Затем хан добавил доверительно, как соумышленнику, как равному:

– Был у нас схожий случай – с мурзой Тевкеле-вым, лукавым татарином, теперь уже русским полковником. Два года водили его за нос, играли с ним, как кот с мышью. Два года висел он на волоске. Твой отец Ора-зан-батыр помешал оборваться волоску. Исправь его глупую ошибку. Не дай господину поручику стать господином полковником.

И еще сказал хан:

– Хочешь благополучия и мира между нами? Хочешь своих осчастливить? Пусть эта одежка станет памятью о храбрости, которая не по плечу твоему отцу… возвысся!

Маман наконец перевел дух. Встряхнулся, точно от бредового сна.

– Вы… кажется… что-то сказали, хан наш… простите?

– Хан свое слово не повторяет, юный бий. И воля хана – воля самого аллаха.

– Хан наш… так ли я понял? Чудится мне… здесь пролетела птица поспешности, с красными когтями… Терпение, говорят, это тень, спасающая от убийственного зноя… Здоровы ли вы, хан наш?

Это было нестерпимо. Но Абулхаир-хан умел быть хладнокровным. Он не унизился до угроз, тем более увещеваний, лишь сказал себе, что этот раб умрет.

– Бог дал удачу твоему языку. Однако молодость – конь необузданный, – заметил хан со светлым беззаботным ликом.

– Я утомил вас, хан наш, позвольте мне уйти, – сказал Маман, не поднимая глаз: в них горел огонь презренья перед быстрой смертью, которая сидела прямо напротив него, на кожаных подушках, в богатой шубе, такой огонь упоения бесстрашием, которого хану не следовало видеть.

Хан ответил, глядя на него в упор:

– Слезай… и езжай помедленней, а то наглотаешься пыли…

Маман на ходу соскочил с коляски.
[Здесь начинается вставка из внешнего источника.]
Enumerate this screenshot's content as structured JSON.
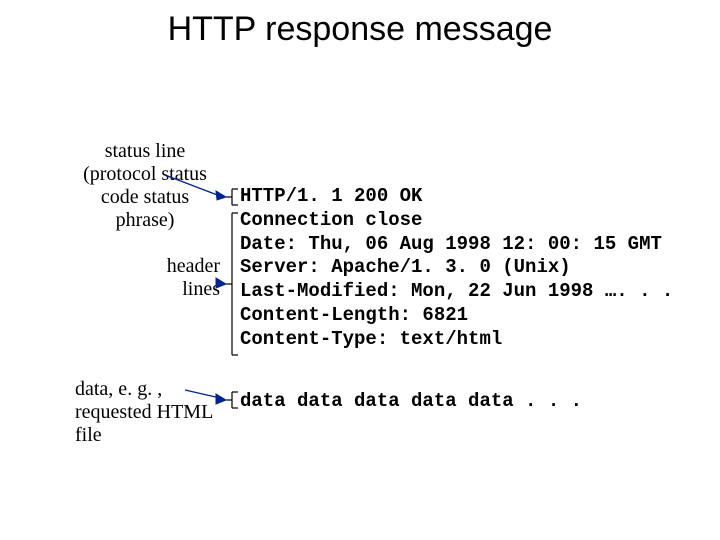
{
  "title": "HTTP response message",
  "labels": {
    "status": "status line\n(protocol\nstatus code\nstatus phrase)",
    "header": "header\nlines",
    "data": "data, e. g. ,\nrequested\nHTML file"
  },
  "code": {
    "block": "HTTP/1. 1 200 OK\nConnection close\nDate: Thu, 06 Aug 1998 12: 00: 15 GMT\nServer: Apache/1. 3. 0 (Unix)\nLast-Modified: Mon, 22 Jun 1998 …. . .\nContent-Length: 6821\nContent-Type: text/html",
    "data": "data data data data data . . ."
  }
}
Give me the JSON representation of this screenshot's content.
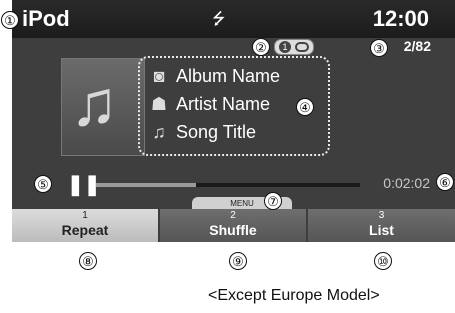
{
  "status_bar": {
    "source": "iPod",
    "clock": "12:00",
    "usb_icon": "usb-icon"
  },
  "playback": {
    "mode_icon": "repeat-icon",
    "track_count": "2/82",
    "elapsed": "0:02:02",
    "progress_fraction": 0.38
  },
  "track": {
    "album": "Album Name",
    "artist": "Artist Name",
    "song": "Song Title"
  },
  "menu": {
    "tab_label": "MENU"
  },
  "softkeys": [
    {
      "number": "1",
      "label": "Repeat"
    },
    {
      "number": "2",
      "label": "Shuffle"
    },
    {
      "number": "3",
      "label": "List"
    }
  ],
  "callouts": [
    "①",
    "②",
    "③",
    "④",
    "⑤",
    "⑥",
    "⑦",
    "⑧",
    "⑨",
    "⑩"
  ],
  "footnote": "<Except Europe Model>"
}
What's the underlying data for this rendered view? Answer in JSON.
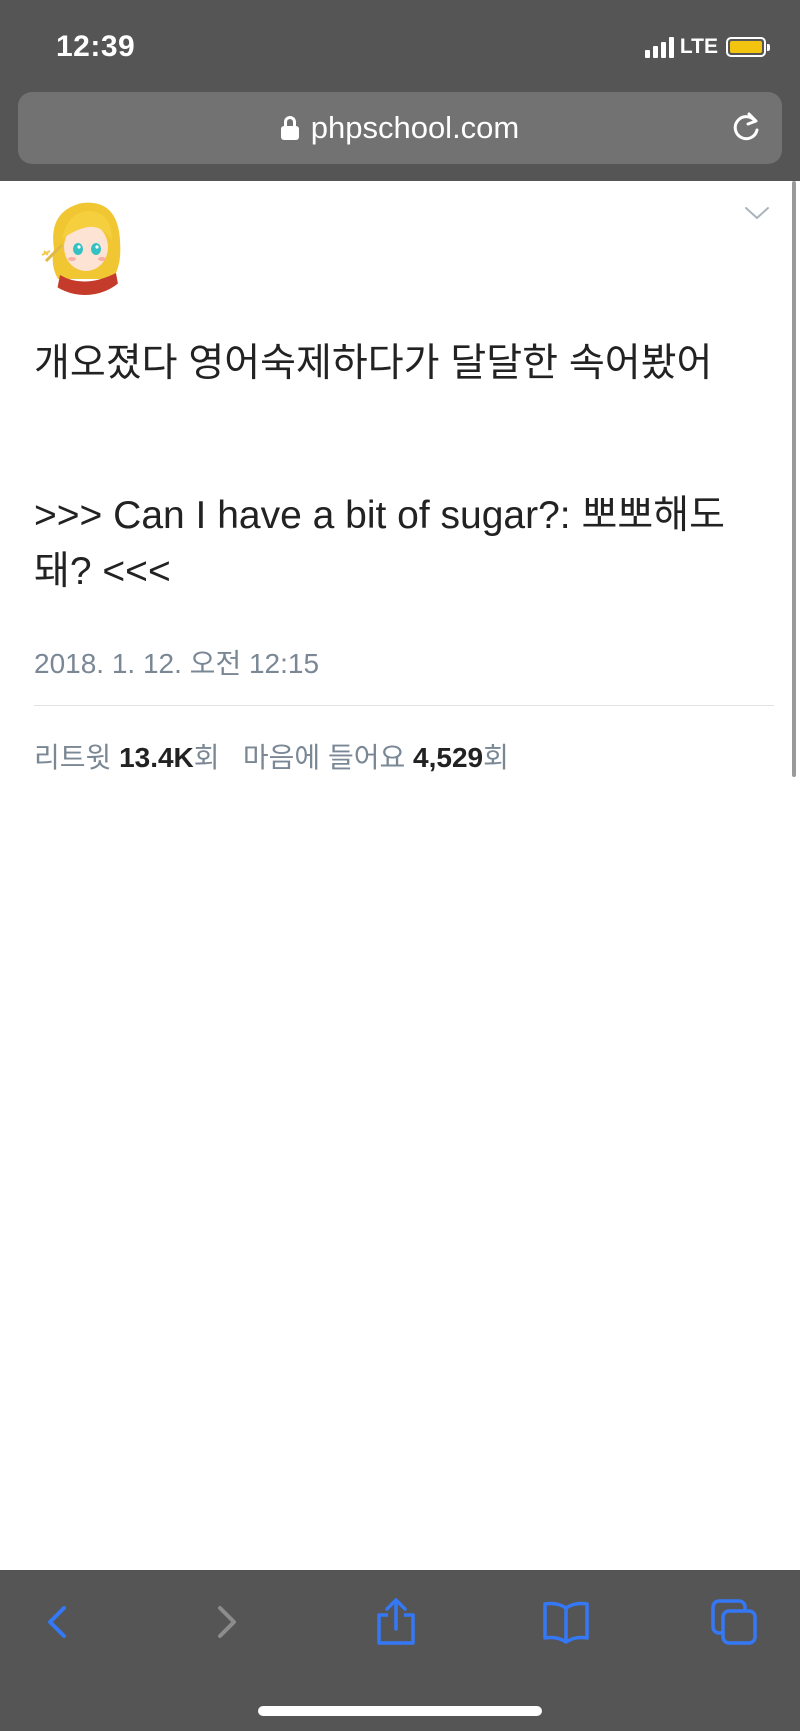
{
  "status_bar": {
    "time": "12:39",
    "network": "LTE"
  },
  "browser": {
    "url": "phpschool.com",
    "icons": {
      "lock": "lock-icon",
      "reload": "reload-icon",
      "back": "back-chevron-icon",
      "forward": "forward-chevron-icon",
      "share": "share-icon",
      "bookmarks": "bookmarks-icon",
      "tabs": "tabs-icon"
    },
    "accent_color": "#3478f6"
  },
  "tweet": {
    "line1": "개오졌다 영어숙제하다가 달달한 속어봤어",
    "line2": ">>> Can I have a bit of sugar?: 뽀뽀해도 돼? <<<",
    "date": "2018. 1. 12. 오전 12:15",
    "stats": {
      "retweet_label": "리트윗",
      "retweet_count": "13.4K",
      "retweet_suffix": "회",
      "likes_label": "마음에 들어요",
      "likes_count": "4,529",
      "likes_suffix": "회"
    }
  }
}
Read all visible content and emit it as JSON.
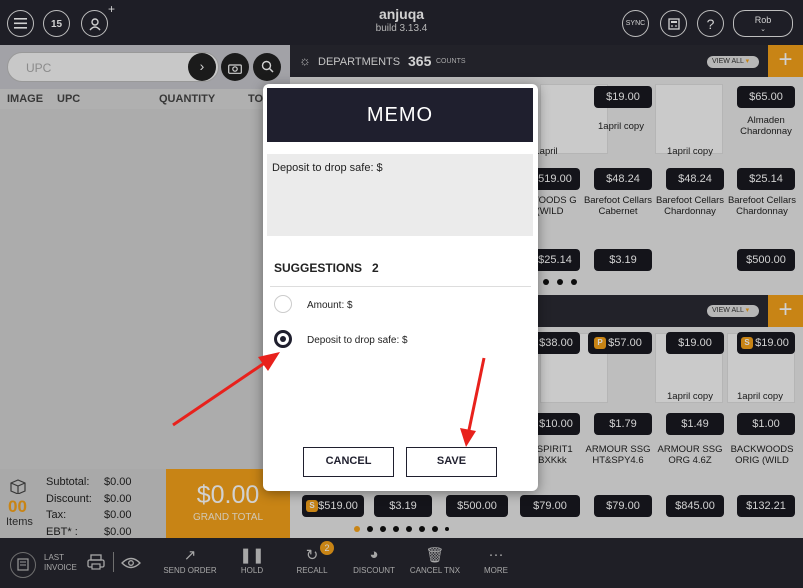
{
  "header": {
    "app_name": "anjuqa",
    "build": "build 3.13.4",
    "calendar_day": "15",
    "sync_label": "SYNC",
    "help_label": "?",
    "user_name": "Rob",
    "add_user_plus": "+"
  },
  "search": {
    "placeholder": "UPC"
  },
  "table": {
    "columns": [
      "IMAGE",
      "UPC",
      "QUANTITY",
      "TO"
    ]
  },
  "totals": {
    "items_count": "00",
    "items_label": "Items",
    "subtotal_label": "Subtotal:",
    "subtotal": "$0.00",
    "discount_label": "Discount:",
    "discount": "$0.00",
    "tax_label": "Tax:",
    "tax": "$0.00",
    "ebt_label": "EBT* :",
    "ebt": "$0.00",
    "grand_total": "$0.00",
    "grand_total_label": "GRAND TOTAL"
  },
  "departments": {
    "title": "DEPARTMENTS",
    "count": "365",
    "count_label": "COUNTS",
    "view_all": "VIEW ALL",
    "add": "+"
  },
  "products_top": [
    {
      "price": "$19.00",
      "name": "1april copy"
    },
    {
      "price": "$65.00",
      "name": "Almaden Chardonnay"
    },
    {
      "name": "1april copy"
    },
    {
      "name": "1april"
    }
  ],
  "products_row2": [
    {
      "price": "519.00",
      "name": "KWOODS G (WILD"
    },
    {
      "price": "$48.24",
      "name": "Barefoot Cellars Cabernet"
    },
    {
      "price": "$48.24",
      "name": "Barefoot Cellars Chardonnay"
    },
    {
      "price": "$25.14",
      "name": "Barefoot Cellars Chardonnay"
    }
  ],
  "products_row3": [
    {
      "price": "$25.14"
    },
    {
      "price": "$3.19"
    },
    {
      "price": "$500.00"
    }
  ],
  "section2": {
    "view_all": "VIEW ALL",
    "add": "+"
  },
  "products_s2_r1": [
    {
      "price": "$38.00"
    },
    {
      "price": "$57.00",
      "badge": "P"
    },
    {
      "price": "$19.00",
      "name": "1april copy"
    },
    {
      "price": "$19.00",
      "badge": "S",
      "name": "1april copy"
    }
  ],
  "products_s2_r2": [
    {
      "price": "$10.00",
      "name": "R SPIRIT1 JBXKkk"
    },
    {
      "price": "$1.79",
      "name": "ARMOUR SSG HT&SPY4.6"
    },
    {
      "price": "$1.49",
      "name": "ARMOUR SSG ORG 4.6Z"
    },
    {
      "price": "$1.00",
      "name": "BACKWOODS ORIG (WILD"
    }
  ],
  "products_s2_r3": [
    {
      "price": "$519.00",
      "badge": "S"
    },
    {
      "price": "$3.19"
    },
    {
      "price": "$500.00"
    },
    {
      "price": "$79.00"
    },
    {
      "price": "$79.00"
    },
    {
      "price": "$845.00"
    },
    {
      "price": "$132.21"
    }
  ],
  "footer": {
    "last_invoice": "LAST INVOICE",
    "items": [
      "SEND ORDER",
      "HOLD",
      "RECALL",
      "DISCOUNT",
      "CANCEL TNX",
      "MORE"
    ],
    "recall_badge": "2"
  },
  "memo": {
    "title": "MEMO",
    "text": "Deposit to drop safe: $",
    "suggestions_label": "SUGGESTIONS",
    "suggestions_count": "2",
    "options": [
      {
        "label": "Amount: $",
        "selected": false
      },
      {
        "label": "Deposit to drop safe: $",
        "selected": true
      }
    ],
    "cancel_label": "CANCEL",
    "save_label": "SAVE"
  },
  "colors": {
    "accent": "#f5a21a",
    "dark": "#1f1f2e",
    "annotation_arrow": "#e8211c"
  }
}
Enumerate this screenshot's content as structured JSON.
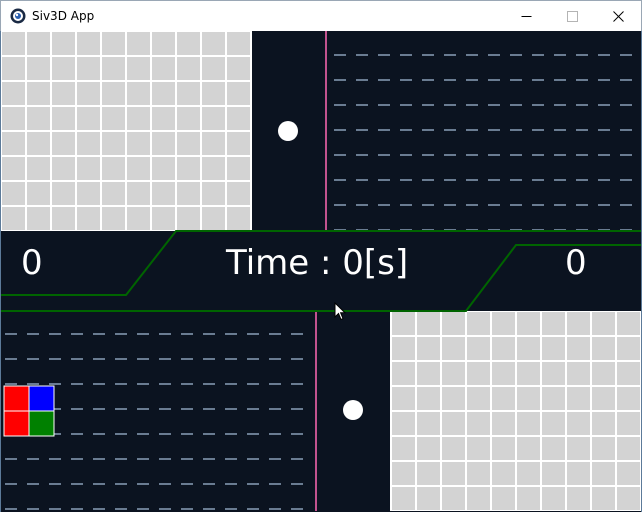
{
  "window": {
    "title": "Siv3D App",
    "controls": [
      "minimize",
      "maximize",
      "close"
    ]
  },
  "game": {
    "score_left": "0",
    "score_right": "0",
    "timer_label": "Time : 0[s]",
    "colors": {
      "background": "#0b1320",
      "grid_fill": "#d3d3d3",
      "grid_line": "#ffffff",
      "divider": "#ff69b4",
      "hud_border": "#006400",
      "lane_dash": "#8aa0b8",
      "ball": "#ffffff"
    },
    "piece": {
      "cells": [
        "#ff0000",
        "#0000ff",
        "#ff0000",
        "#008000"
      ]
    }
  }
}
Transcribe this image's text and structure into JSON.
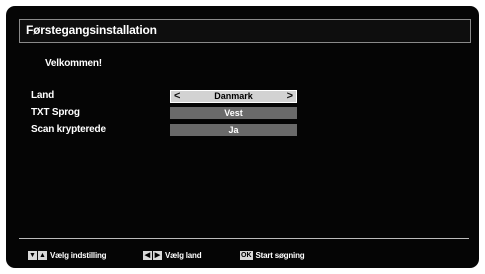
{
  "header": {
    "title": "Førstegangsinstallation"
  },
  "welcome_text": "Velkommen!",
  "settings": [
    {
      "label": "Land",
      "value": "Danmark",
      "selected": true
    },
    {
      "label": "TXT Sprog",
      "value": "Vest",
      "selected": false
    },
    {
      "label": "Scan krypterede",
      "value": "Ja",
      "selected": false
    }
  ],
  "footer": {
    "select_setting": {
      "keys": [
        "▼",
        "▲"
      ],
      "label": "Vælg indstilling"
    },
    "select_country": {
      "keys": [
        "◀",
        "▶"
      ],
      "label": "Vælg land"
    },
    "start_search": {
      "key": "OK",
      "label": "Start søgning"
    }
  },
  "colors": {
    "background": "#050505",
    "selected_field": "#d2d2d2",
    "field": "#6a6a6a"
  }
}
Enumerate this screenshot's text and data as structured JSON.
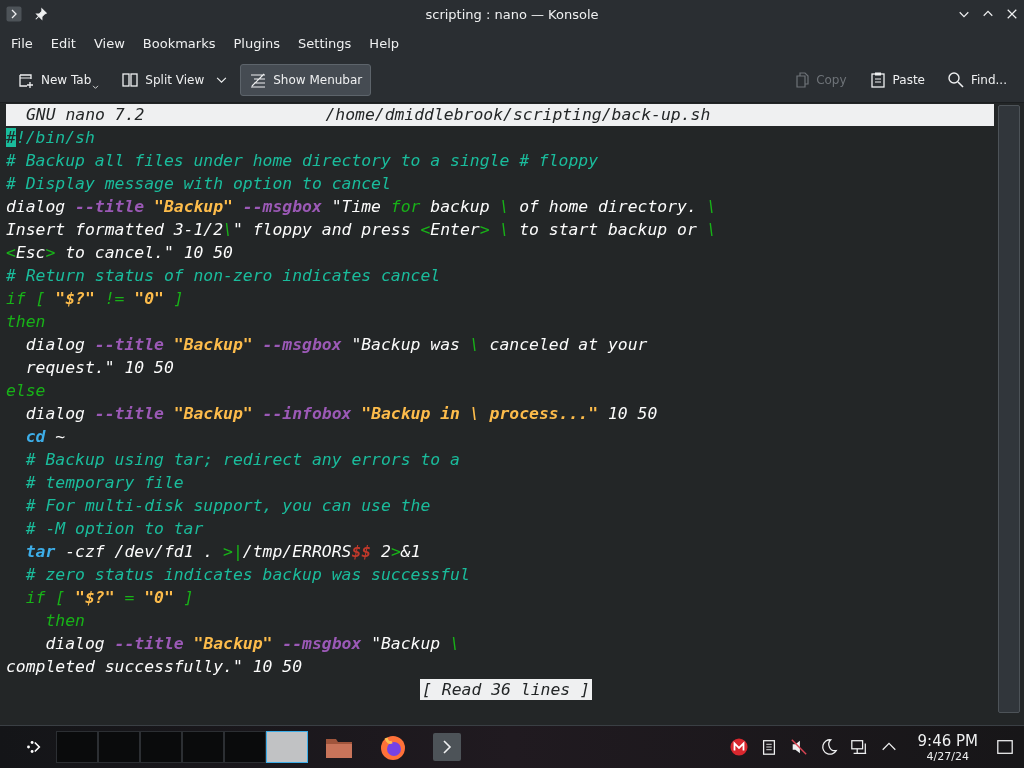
{
  "window": {
    "title": "scripting : nano — Konsole"
  },
  "menubar": [
    "File",
    "Edit",
    "View",
    "Bookmarks",
    "Plugins",
    "Settings",
    "Help"
  ],
  "toolbar": {
    "left": [
      {
        "kind": "newtab",
        "label": "New Tab",
        "checked": false,
        "disabled": false
      },
      {
        "kind": "split",
        "label": "Split View",
        "checked": false,
        "disabled": false
      },
      {
        "kind": "menubar",
        "label": "Show Menubar",
        "checked": true,
        "disabled": false
      }
    ],
    "right": [
      {
        "kind": "copy",
        "label": "Copy",
        "checked": false,
        "disabled": true
      },
      {
        "kind": "paste",
        "label": "Paste",
        "checked": false,
        "disabled": false
      },
      {
        "kind": "find",
        "label": "Find...",
        "checked": false,
        "disabled": false
      }
    ]
  },
  "nano": {
    "title": "GNU nano 7.2",
    "path": "/home/dmiddlebrook/scripting/back-up.sh",
    "lines": [
      [
        {
          "kind": "cursor",
          "text": "#"
        },
        {
          "kind": "comment",
          "text": "!/bin/sh"
        }
      ],
      [
        {
          "kind": "comment",
          "text": "# Backup all files under home directory to a single # floppy"
        }
      ],
      [
        {
          "kind": "comment",
          "text": "# Display message with option to cancel"
        }
      ],
      [
        {
          "kind": "plain",
          "text": "dialog "
        },
        {
          "kind": "option",
          "text": "--title"
        },
        {
          "kind": "string",
          "text": " \"Backup\""
        },
        {
          "kind": "option",
          "text": " --msgbox"
        },
        {
          "kind": "plain",
          "text": " \"Time "
        },
        {
          "kind": "keyword",
          "text": "for"
        },
        {
          "kind": "plain",
          "text": " backup "
        },
        {
          "kind": "keyword",
          "text": "\\"
        },
        {
          "kind": "plain",
          "text": " of home directory. "
        },
        {
          "kind": "keyword",
          "text": "\\"
        }
      ],
      [
        {
          "kind": "plain",
          "text": "Insert formatted 3-1/2"
        },
        {
          "kind": "keyword",
          "text": "\\"
        },
        {
          "kind": "plain",
          "text": "\" floppy and press "
        },
        {
          "kind": "keyword",
          "text": "<"
        },
        {
          "kind": "plain",
          "text": "Enter"
        },
        {
          "kind": "keyword",
          "text": "> \\"
        },
        {
          "kind": "plain",
          "text": " to start backup or "
        },
        {
          "kind": "keyword",
          "text": "\\"
        }
      ],
      [
        {
          "kind": "keyword",
          "text": "<"
        },
        {
          "kind": "plain",
          "text": "Esc"
        },
        {
          "kind": "keyword",
          "text": ">"
        },
        {
          "kind": "plain",
          "text": " to cancel.\" 10 50"
        }
      ],
      [
        {
          "kind": "comment",
          "text": "# Return status of non-zero indicates cancel"
        }
      ],
      [
        {
          "kind": "keyword",
          "text": "if [ "
        },
        {
          "kind": "string",
          "text": "\"$?\""
        },
        {
          "kind": "keyword",
          "text": " != "
        },
        {
          "kind": "string",
          "text": "\"0\""
        },
        {
          "kind": "keyword",
          "text": " ]"
        }
      ],
      [
        {
          "kind": "keyword",
          "text": "then"
        }
      ],
      [
        {
          "kind": "plain",
          "text": "  dialog "
        },
        {
          "kind": "option",
          "text": "--title"
        },
        {
          "kind": "string",
          "text": " \"Backup\""
        },
        {
          "kind": "option",
          "text": " --msgbox"
        },
        {
          "kind": "plain",
          "text": " \"Backup was "
        },
        {
          "kind": "keyword",
          "text": "\\"
        },
        {
          "kind": "plain",
          "text": " canceled at your"
        }
      ],
      [
        {
          "kind": "plain",
          "text": "  request.\" 10 50"
        }
      ],
      [
        {
          "kind": "keyword",
          "text": "else"
        }
      ],
      [
        {
          "kind": "plain",
          "text": "  dialog "
        },
        {
          "kind": "option",
          "text": "--title"
        },
        {
          "kind": "string",
          "text": " \"Backup\""
        },
        {
          "kind": "option",
          "text": " --infobox"
        },
        {
          "kind": "string",
          "text": " \"Backup in \\ process...\""
        },
        {
          "kind": "plain",
          "text": " 10 50"
        }
      ],
      [
        {
          "kind": "builtin",
          "text": "  cd"
        },
        {
          "kind": "plain",
          "text": " ~"
        }
      ],
      [
        {
          "kind": "comment",
          "text": "  # Backup using tar; redirect any errors to a"
        }
      ],
      [
        {
          "kind": "comment",
          "text": "  # temporary file"
        }
      ],
      [
        {
          "kind": "comment",
          "text": "  # For multi-disk support, you can use the"
        }
      ],
      [
        {
          "kind": "comment",
          "text": "  # -M option to tar"
        }
      ],
      [
        {
          "kind": "builtin",
          "text": "  tar"
        },
        {
          "kind": "plain",
          "text": " -czf /dev/fd1 . "
        },
        {
          "kind": "keyword",
          "text": ">|"
        },
        {
          "kind": "plain",
          "text": "/tmp/ERRORS"
        },
        {
          "kind": "variable",
          "text": "$$"
        },
        {
          "kind": "plain",
          "text": " 2"
        },
        {
          "kind": "keyword",
          "text": ">"
        },
        {
          "kind": "plain",
          "text": "&1"
        }
      ],
      [
        {
          "kind": "comment",
          "text": "  # zero status indicates backup was successful"
        }
      ],
      [
        {
          "kind": "keyword",
          "text": "  if [ "
        },
        {
          "kind": "string",
          "text": "\"$?\""
        },
        {
          "kind": "keyword",
          "text": " = "
        },
        {
          "kind": "string",
          "text": "\"0\""
        },
        {
          "kind": "keyword",
          "text": " ]"
        }
      ],
      [
        {
          "kind": "keyword",
          "text": "    then"
        }
      ],
      [
        {
          "kind": "plain",
          "text": "    dialog "
        },
        {
          "kind": "option",
          "text": "--title"
        },
        {
          "kind": "string",
          "text": " \"Backup\""
        },
        {
          "kind": "option",
          "text": " --msgbox"
        },
        {
          "kind": "plain",
          "text": " \"Backup "
        },
        {
          "kind": "keyword",
          "text": "\\"
        }
      ],
      [
        {
          "kind": "plain",
          "text": "completed successfully.\" 10 50"
        }
      ]
    ],
    "status": "[ Read 36 lines ]"
  },
  "taskbar": {
    "pager": [
      {
        "selected": false
      },
      {
        "selected": false
      },
      {
        "selected": false
      },
      {
        "selected": false
      },
      {
        "selected": false
      },
      {
        "selected": true
      }
    ],
    "apps": [
      {
        "kind": "folder"
      },
      {
        "kind": "firefox"
      },
      {
        "kind": "terminal"
      }
    ],
    "tray": [
      {
        "kind": "mega"
      },
      {
        "kind": "clipboard"
      },
      {
        "kind": "muted"
      },
      {
        "kind": "weather"
      },
      {
        "kind": "network"
      },
      {
        "kind": "expand"
      }
    ],
    "time": "9:46 PM",
    "date": "4/27/24"
  }
}
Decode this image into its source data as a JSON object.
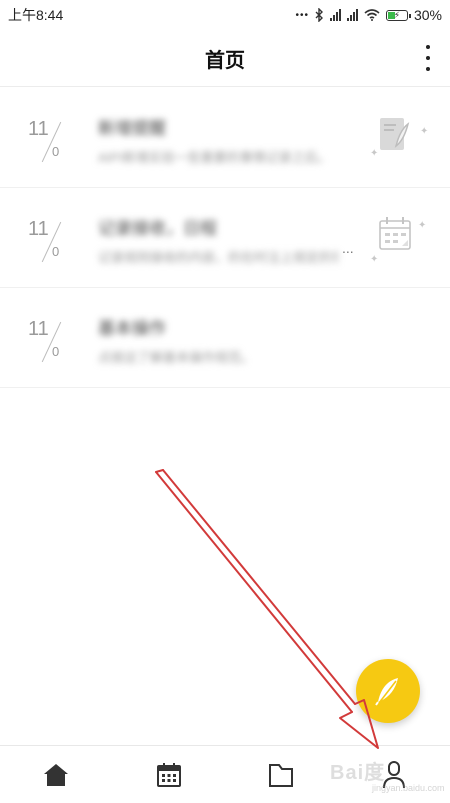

Подскочил Аманлык и подал ему коня, а Митрий-туре бегло, рассеянно махнул рукой из своей коляски.

* * *

Всю дорогу Маман не находил себе места. Ни разу он не смог остаться наедине с Гладышевым. Около его коляски было безлюдно, но Маман знал, что, если он подступится к коляске, получит копье в спину.

Митрий-туре держался беспечно. Он не замечал молящих взглядов Мамана. На привалах каждый день уходил к казахам, садился за ханский дастархан. И это было естественно. Толмача Мансура Дельного казахи также уводили к себе. К каракалпакам его близко не подпускали.

А под конец случилось то, чего Маман совсем не ожидал. Митрий-туре передумал и повернул в ханскую ставку, коротко и небрежно попрощавшись с каракалпаками, пообещав приехать к ним вскорости.

Маману кричать хотелось. Ничего нельзя было поделать. Гладышев давно уехал, когда Маману пришло в голову простейшее: почему же он не сказал ему два-три слова по-русски, по-русски!

Маман ехал повесив голову и все бубнил и бубнил себе под нос, как мог бы сказать Митрию-туре: – Хорони голова, убить будет.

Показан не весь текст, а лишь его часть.